A tensão foi debelada, após ação determinada autoridades acionadas pelos apoiadores da caravana. O local combinado para o ato ficou reservado para o público apoiador da caravana. Os opositores terão de se reunir em outro ponto. Ontem, a polícia não impediu o bloqueio da caravana.

A atividade de encerramento, por sua vez, em São Leopoldo, teve grande participação popular e devolveu o clima de festa cívica habitual das passagens da caravana. E Lula discursou para milhares de pessoas com a energia peculiar.

“Não fiquem nervosos porque aconteceu a manifestação (contrária à caravana) em Passo Fundo.
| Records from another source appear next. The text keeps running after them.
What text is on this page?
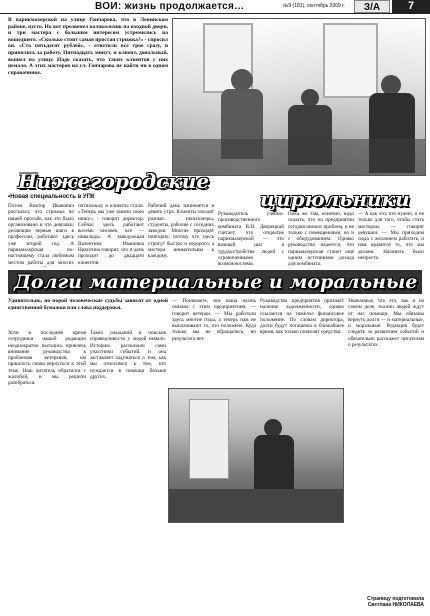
ВОИ: жизнь продолжается…	№9 (181), сентябрь 2009 г.	З/А	7
В парикмахерской на улице Гончарова, что в Ленинском районе, пусто. Но вот прозвенел колокольчик на входной двери, и три мастера с большим интересом устремились на вошедшего. «Сколько стоит самая простая стрижка?» - спросил он. «Сто пятьдесят рублей», - ответили все трое сразу, и принялись за работу. Пятнадцать минут, и клиент, довольный, вышел на улицу. Надо сказать, что таких клиентов у них немало. А этих мастеров на ул. Гончарова не найти ни в одном справочнике.
Нижегородские
цирюльники
•Новая специальность в УПК
Потом Виктор Иванович рассказал, что стрижка по нашей просьбе, как это было организовано и что девушки, делающие первые шаги в профессии, работают здесь уже второй год. А парикмахерская по-настоящему стала любимым местом работы для многих
потихоньку и клиенты стали. «Теперь мы уже заняли свою нишу», - говорит директор. Сейчас здесь работают восемь человек, все — инвалиды. А заведующая Валентина Ивановна Никитина говорит, что в день проходит до двадцати клиентов.
Рабочий день начинается в девять утра. Клиенты заходят разные: пенсионеры, студенты, рабочие с соседних заводов. Многие приходят повторно, потому что здесь стригут быстро и недорого, а мастера внимательны к каждому.
Руководитель учебно-производственного комбината В.И. Дворецкий считает, что открытие парикмахерской — это важный шаг в трудоустройстве людей с ограниченными возможностями.
Пока же там, конечно, надо сказать, что на предприятии сегодня немало проблем, и не только с помещениями, но и с оборудованием. Однако руководство надеется, что парикмахерская станет ещё одним источником дохода для комбината.
— А как это, что нужно, и не только для того, чтобы стать мастером, — говорят девушки. — Мы приходим сюда с желанием работать, и нам нравится то, что мы делаем. Начинать было непросто.
Долги материальные и моральные
Удивительно, но порой человеческие судьбы зависят от одной единственной бумажки или слова поддержки.
Хотя в последнее время сотрудники нашей редакции неоднократно пытались привлечь внимание руководства к проблемам ветеранов, им пришлось снова вернуться к этой теме. Наш читатель обратился с жалобой, и мы решили разобраться.
Таких ожиданий и поисков справедливости у людей немало. Историю рассказали сами участники событий, и она заставляет задуматься о том, как мы относимся к тем, кто нуждается в помощи больше других.
— Понимаете, вся наша жизнь связана с этим предприятием, — говорит ветеран. — Мы работали здесь многие годы, а теперь нам не выплачивают то, что положено. Куда только мы не обращались, но результата нет.
Руководство предприятия признаёт наличие задолженности, однако ссылается на тяжёлое финансовое положение. По словам директора, долги будут погашены в ближайшее время, как только позволят средства.
Уважаемые, что это, как и на самом деле, тысячи людей ждут от нас помощи. Мы обязаны вернуть долги — и материальные, и моральные. Редакция будет следить за развитием событий и обязательно расскажет читателям о результатах.
Страницу подготовила
Светлана НИКОЛАЕВА
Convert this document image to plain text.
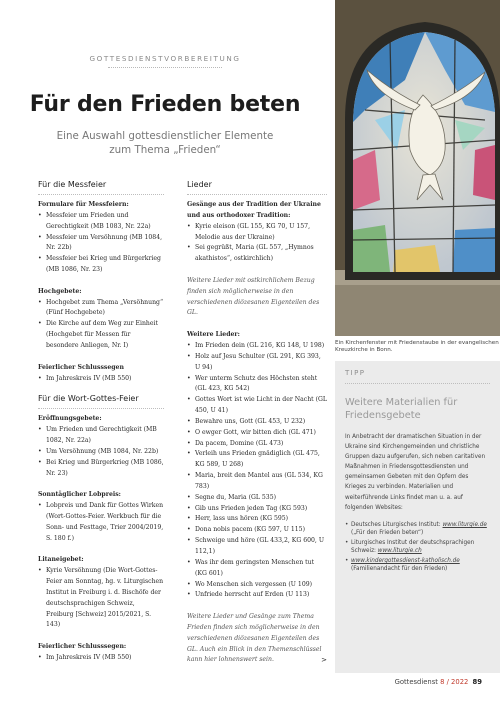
GOTTESDIENSTVORBEREITUNG
Für den Frieden beten
Eine Auswahl gottesdienstlicher Elemente
zum Thema „Frieden“
Für die Messfeier
Formulare für Messfeiern:
• Messfeier um Frieden und Gerechtigkeit (MB 1083, Nr. 22a)
• Messfeier um Versöhnung (MB 1084, Nr. 22b)
• Messfeier bei Krieg und Bürgerkrieg (MB 1086, Nr. 23)
Hochgebete:
• Hochgebet zum Thema „Versöhnung“ (Fünf Hochgebete)
• Die Kirche auf dem Weg zur Einheit (Hochgebet für Messen für besondere Anliegen, Nr. I)
Feierlicher Schlusssegen
• Im Jahreskreis IV (MB 550)
Für die Wort-Gottes-Feier
Eröffnungsgebete:
• Um Frieden und Gerechtigkeit (MB 1082, Nr. 22a)
• Um Versöhnung (MB 1084, Nr. 22b)
• Bei Krieg und Bürgerkrieg (MB 1086, Nr. 23)
Sonntäglicher Lobpreis:
• Lobpreis und Dank für Gottes Wirken (Wort-Gottes-Feier. Werkbuch für die Sonn- und Festtage, Trier 2004/2019, S. 180 f.)
Litaneigebet:
• Kyrie Versöhnung (Die Wort-Gottes-Feier am Sonntag, hg. v. Liturgischen Institut in Freiburg i. d. Bischöfe der deutschsprachigen Schweiz, Freiburg [Schweiz] 2015/2021, S. 143)
Feierlicher Schlusssegen:
• Im Jahreskreis IV (MB 550)
Lieder
Gesänge aus der Tradition der Ukraine und aus orthodoxer Tradition:
• Kyrie eleison (GL 155, KG 70, U 157, Melodie aus der Ukraine)
• Sei gegrüßt, Maria (GL 557, „Hymnos akathistos“, ostkirchlich)
Weitere Lieder mit ostkirchlichem Bezug finden sich möglicherweise in den verschiedenen diözesanen Eigenteilen des GL.
Weitere Lieder:
• Im Frieden dein (GL 216, KG 148, U 198)
• Holz auf Jesu Schulter (GL 291, KG 393, U 94)
• Wer unterm Schutz des Höchsten steht (GL 423, KG 542)
• Gottes Wort ist wie Licht in der Nacht (GL 450, U 41)
• Bewahre uns, Gott (GL 453, U 232)
• O ewger Gott, wir bitten dich (GL 471)
• Da pacem, Domine (GL 473)
• Verleih uns Frieden gnädiglich (GL 475, KG 589, U 268)
• Maria, breit den Mantel aus (GL 534, KG 783)
• Segne du, Maria (GL 535)
• Gib uns Frieden jeden Tag (KG 593)
• Herr, lass uns hören (KG 595)
• Dona nobis pacem (KG 597, U 115)
• Schweige und höre (GL 433,2, KG 600, U 112,1)
• Was ihr dem geringsten Menschen tut (KG 601)
• Wo Menschen sich vergessen (U 109)
• Unfriede herrscht auf Erden (U 113)
Weitere Lieder und Gesänge zum Thema Frieden finden sich möglicherweise in den verschiedenen diözesanen Eigenteilen des GL. Auch ein Blick in den Themenschlüssel kann hier lohnenswert sein.	>
Ein Kirchenfenster mit Friedenstaube in der evangelischen Kreuzkirche in Bonn.
TIPP
Weitere Materialien für Friedensgebete
In Anbetracht der dramatischen Situation in der Ukraine sind Kirchengemeinden und christliche Gruppen dazu aufgerufen, sich neben caritativen Maßnahmen in Friedensgottesdiensten und gemeinsamen Gebeten mit den Opfern des Krieges zu verbinden. Materialien und weiterführende Links findet man u. a. auf folgenden Websites:
• Deutsches Liturgisches Institut: www.liturgie.de („Für den Frieden beten“)
• Liturgisches Institut der deutschsprachigen Schweiz: www.liturgie.ch
• www.kindergottesdienst-katholisch.de (Familienandacht für den Frieden)
Gottesdienst 8 / 2022 89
Aconteceu também em Bagé. No dia 27 de junho de 2005, quando anunciei a criação da Unipampa tinha 40 mil pessoas para bater palma para mim. Agora tinha meia dúzia de tratores que cercaram a Universidade para a gente não ir. E o que é mais grave, o Ministério Público, exortando das suas funções, mandou uma carta ao reitor dizendo que me receber era fazer política. Nós chegamos lá e não tinha quem recebesse a gente, mas estava cheio de aluno”, lembrou, citando ainda os atos “extraordinários” em São Borja e em Livramento, com Pepe Mujica.
E voltou a falar de projetos de retomada. “Eles sabem que nós sabemos como consertar esse país. Agora estou mais esperto, mais calejado. E quero voltar para que o mundo aprenda a respeitar esse país. Não podemos permitir que eles desmontem o Brasil, o BNDES, destruindo a Caixa Econômica, a indústria naval que em Rio Grande chegou a ter 24 mil trabalhadores. Agora compram na Ásia, a gente gerando emprego na Coreia, na China”, listou, para em seguida provocar: “Eu que já tô velhinho, podia estar em casa descansado, quero dizer para eles que tenho 72 anos de idade, energia de 30 e tesão de 20”.
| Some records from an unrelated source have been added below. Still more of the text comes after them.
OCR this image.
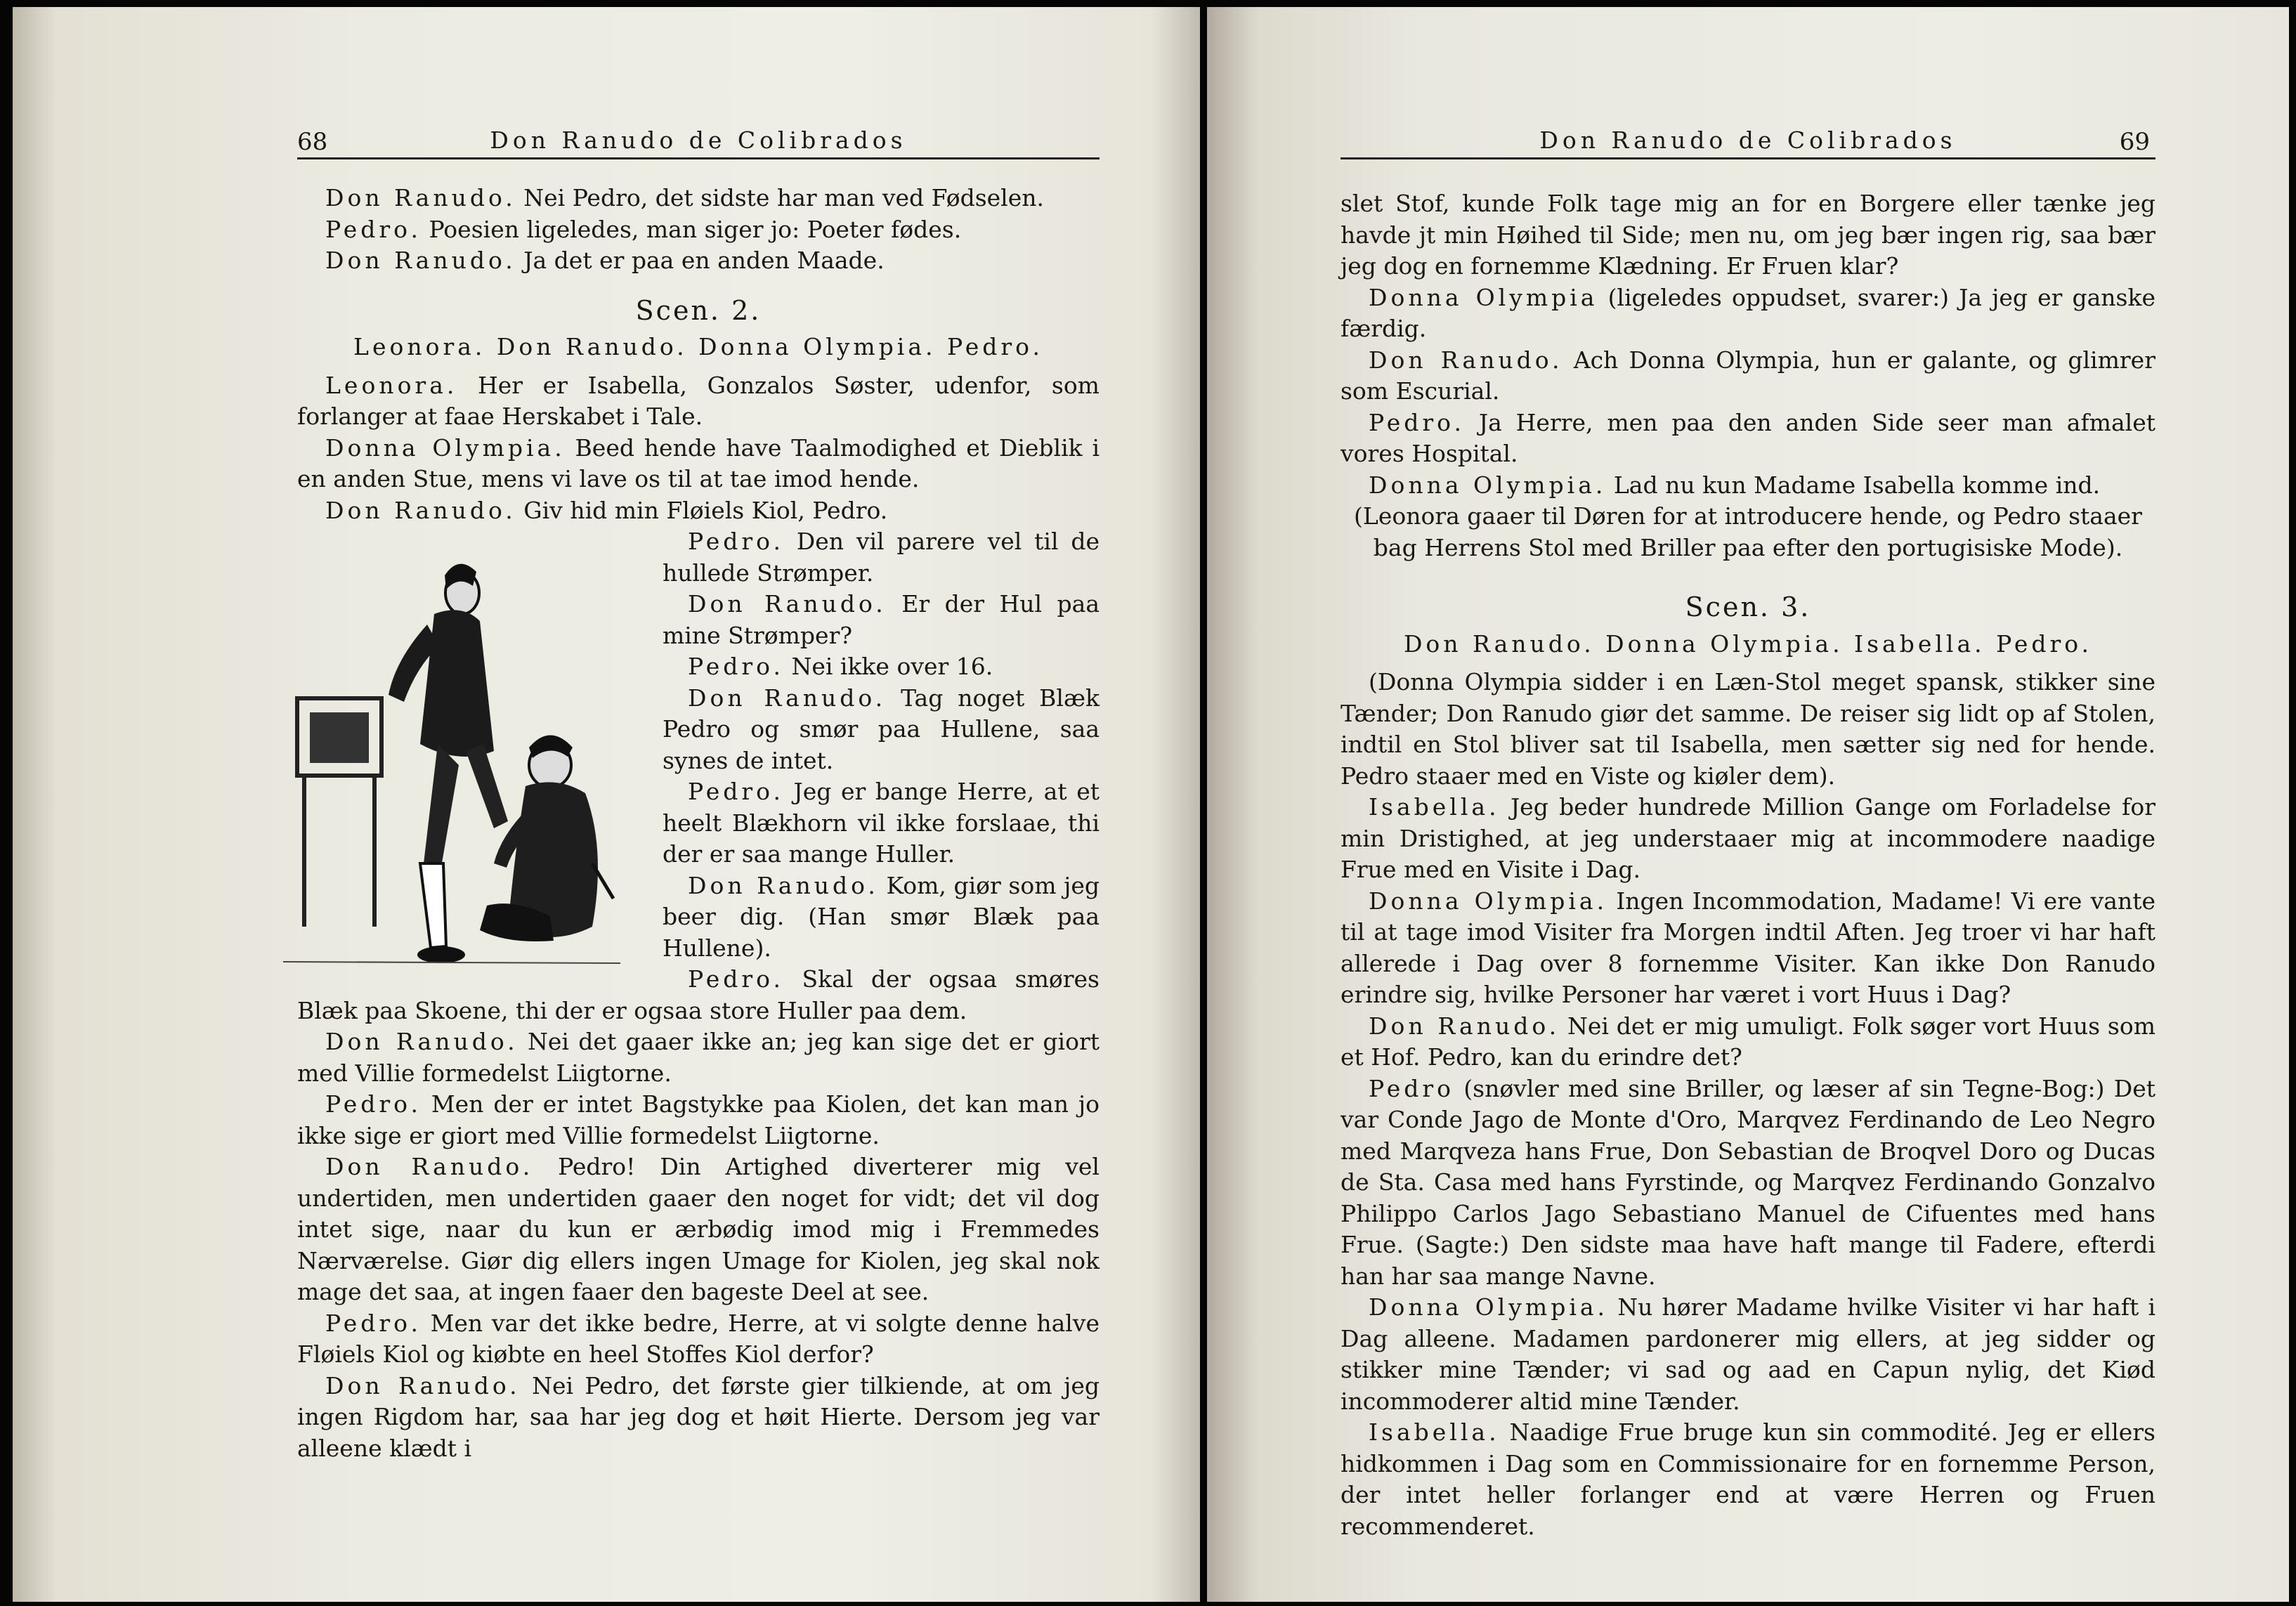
68	Don Ranudo de Colibrados

Don Ranudo. Nei Pedro, det sidste har man ved Fødselen.

Pedro. Poesien ligeledes, man siger jo: Poeter fødes.

Don Ranudo. Ja det er paa en anden Maade.

Scen. 2.

Leonora. Don Ranudo. Donna Olympia. Pedro.

Leonora. Her er Isabella, Gonzalos Søster, udenfor, som forlanger at faae Herskabet i Tale.

Donna Olympia. Beed hende have Taalmodighed et Dieblik i en anden Stue, mens vi lave os til at tae imod hende.

Don Ranudo. Giv hid min Fløiels Kiol, Pedro.

Pedro. Den vil parere vel til de hullede Strømper.

Don Ranudo. Er der Hul paa mine Strømper?

Pedro. Nei ikke over 16.

Don Ranudo. Tag noget Blæk Pedro og smør paa Hullene, saa synes de intet.

Pedro. Jeg er bange Herre, at et heelt Blækhorn vil ikke forslaae, thi der er saa mange Huller.

Don Ranudo. Kom, giør som jeg beer dig. (Han smør Blæk paa Hullene).

Pedro. Skal der ogsaa smøres Blæk paa Skoene, thi der er ogsaa store Huller paa dem.

Don Ranudo. Nei det gaaer ikke an; jeg kan sige det er giort med Villie formedelst Liigtorne.

Pedro. Men der er intet Bagstykke paa Kiolen, det kan man jo ikke sige er giort med Villie formedelst Liigtorne.

Don Ranudo. Pedro! Din Artighed diverterer mig vel undertiden, men undertiden gaaer den noget for vidt; det vil dog intet sige, naar du kun er ærbødig imod mig i Fremmedes Nærværelse. Giør dig ellers ingen Umage for Kiolen, jeg skal nok mage det saa, at ingen faaer den bageste Deel at see.

Pedro. Men var det ikke bedre, Herre, at vi solgte denne halve Fløiels Kiol og kiøbte en heel Stoffes Kiol derfor?

Don Ranudo. Nei Pedro, det første gier tilkiende, at om jeg ingen Rigdom har, saa har jeg dog et høit Hierte. Dersom jeg var alleene klædt i

Don Ranudo de Colibrados	69

slet Stof, kunde Folk tage mig an for en Borgere eller tænke jeg havde jt min Høihed til Side; men nu, om jeg bær ingen rig, saa bær jeg dog en fornemme Klædning. Er Fruen klar?

Donna Olympia (ligeledes oppudset, svarer:) Ja jeg er ganske færdig.

Don Ranudo. Ach Donna Olympia, hun er galante, og glimrer som Escurial.

Pedro. Ja Herre, men paa den anden Side seer man afmalet vores Hospital.

Donna Olympia. Lad nu kun Madame Isabella komme ind.

(Leonora gaaer til Døren for at introducere hende, og Pedro staaer bag Herrens Stol med Briller paa efter den portugisiske Mode).

Scen. 3.

Don Ranudo. Donna Olympia. Isabella. Pedro.

(Donna Olympia sidder i en Læn-Stol meget spansk, stikker sine Tænder; Don Ranudo giør det samme. De reiser sig lidt op af Stolen, indtil en Stol bliver sat til Isabella, men sætter sig ned for hende. Pedro staaer med en Viste og kiøler dem).

Isabella. Jeg beder hundrede Million Gange om Forladelse for min Dristighed, at jeg understaaer mig at incommodere naadige Frue med en Visite i Dag.

Donna Olympia. Ingen Incommodation, Madame! Vi ere vante til at tage imod Visiter fra Morgen indtil Aften. Jeg troer vi har haft allerede i Dag over 8 fornemme Visiter. Kan ikke Don Ranudo erindre sig, hvilke Personer har været i vort Huus i Dag?

Don Ranudo. Nei det er mig umuligt. Folk søger vort Huus som et Hof. Pedro, kan du erindre det?

Pedro (snøvler med sine Briller, og læser af sin Tegne-Bog:) Det var Conde Jago de Monte d'Oro, Marqvez Ferdinando de Leo Negro med Marqveza hans Frue, Don Sebastian de Broqvel Doro og Ducas de Sta. Casa med hans Fyrstinde, og Marqvez Ferdinando Gonzalvo Philippo Carlos Jago Sebastiano Manuel de Cifuentes med hans Frue. (Sagte:) Den sidste maa have haft mange til Fadere, efterdi han har saa mange Navne.

Donna Olympia. Nu hører Madame hvilke Visiter vi har haft i Dag alleene. Madamen pardonerer mig ellers, at jeg sidder og stikker mine Tænder; vi sad og aad en Capun nylig, det Kiød incommoderer altid mine Tænder.

Isabella. Naadige Frue bruge kun sin commodité. Jeg er ellers hidkommen i Dag som en Commissionaire for en fornemme Person, der intet heller forlanger end at være Herren og Fruen recommenderet.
Lula estava acompanhado de Dilma, do ex-ministro Miguel Rossetto, pré-candidato ao governo do Rio Grande do Sul, do ex-governador Olívio Dutra, do prefeito de São Leopoldo, Ary Vanazzi (PT), e da deputada estadual (PCdoB-RS) Manuela D’Ávila, também pré-candidata à Presidência da República.

“A gente não pode fazer o jogo rasteiro que eles estão fazendo. Não podemos utilizar as mesmas armas. Não vamos dar a outra face, mas não vamos ser ignorantes, não vamos cercar ninguém. Vamos ensinar para eles, que são cabos eleitorais de um candidato e muita gente aposentada da polícia, e ficaram nervosos porque eu disse que muitos estavam com as máquinas que nem pagaram aos governo. Tem duas alegrias para alguns fazendeiros: uma é quando conseguem os créditos do Banco do Brasil e a outra é quando não pagam”, criticou Lula.
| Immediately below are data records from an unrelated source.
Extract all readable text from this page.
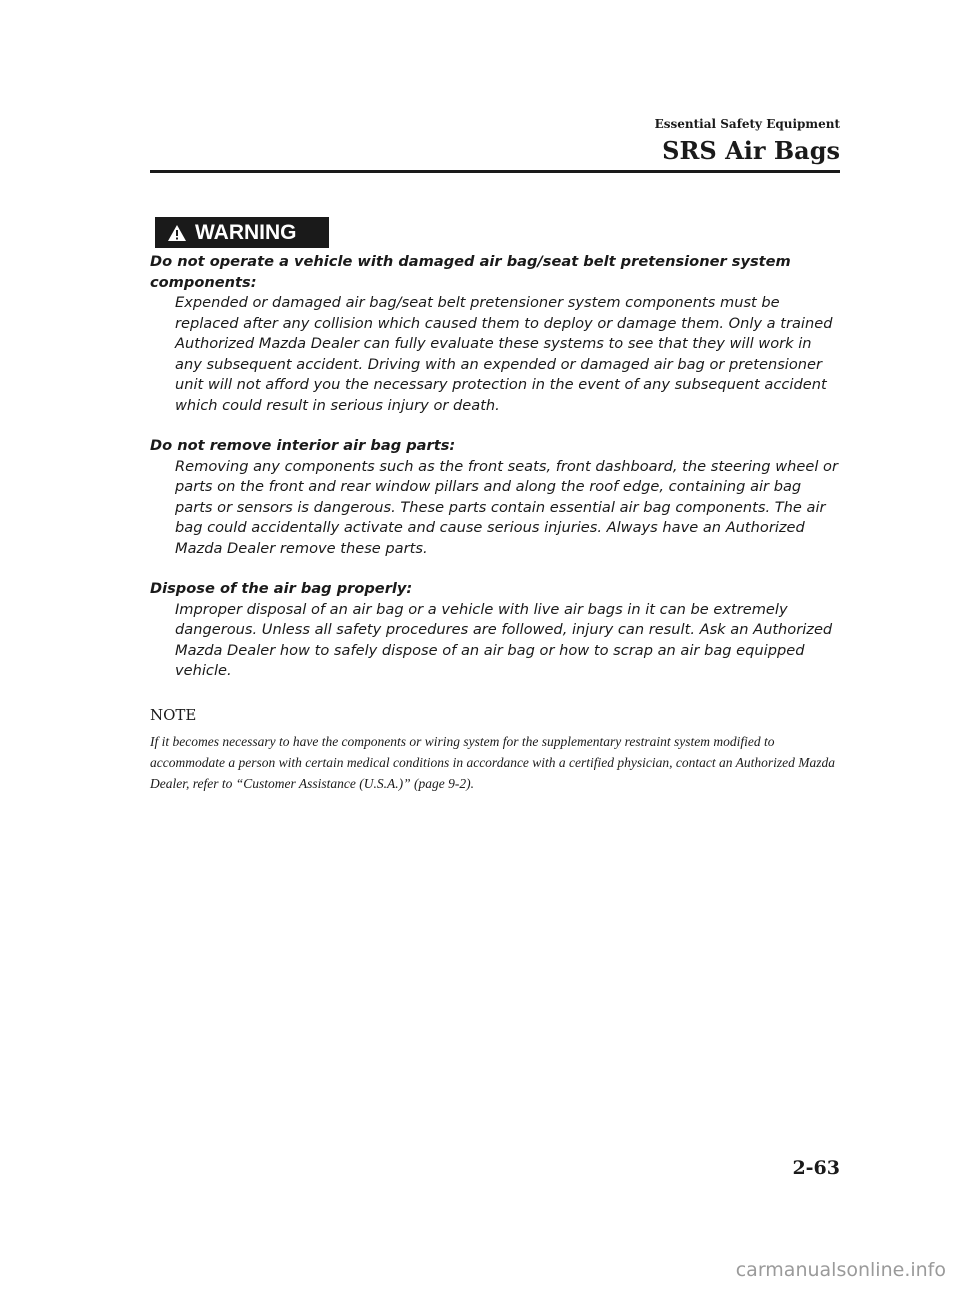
Essential Safety Equipment
SRS Air Bags
WARNING
Do not operate a vehicle with damaged air bag/seat belt pretensioner system components:
Expended or damaged air bag/seat belt pretensioner system components must be replaced after any collision which caused them to deploy or damage them. Only a trained Authorized Mazda Dealer can fully evaluate these systems to see that they will work in any subsequent accident. Driving with an expended or damaged air bag or pretensioner unit will not afford you the necessary protection in the event of any subsequent accident which could result in serious injury or death.
Do not remove interior air bag parts:
Removing any components such as the front seats, front dashboard, the steering wheel or parts on the front and rear window pillars and along the roof edge, containing air bag parts or sensors is dangerous. These parts contain essential air bag components. The air bag could accidentally activate and cause serious injuries. Always have an Authorized Mazda Dealer remove these parts.
Dispose of the air bag properly:
Improper disposal of an air bag or a vehicle with live air bags in it can be extremely dangerous. Unless all safety procedures are followed, injury can result. Ask an Authorized Mazda Dealer how to safely dispose of an air bag or how to scrap an air bag equipped vehicle.
NOTE
If it becomes necessary to have the components or wiring system for the supplementary restraint system modified to accommodate a person with certain medical conditions in accordance with a certified physician, contact an Authorized Mazda Dealer, refer to “Customer Assistance (U.S.A.)” (page 9-2).
2-63
carmanualsonline.info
O ex-presidente voltou a questionar a perseguição judicial e afirmou ser vitima de uma mentira do jornal O Globo que desencadeou uma sucessão de mentiras: o “inquérito mentiroso” da Lava Jato, a “acusação mentirosa” do Ministério Público, a “decisão mentirosa” do juiz Sérgio Moro. “Se eu tivesse o rabo preso eu não estaria gritando contra eles. Não vou ser preso porque não cometi nenhum crime e tenho certeza que nesse pais haverá justiça”.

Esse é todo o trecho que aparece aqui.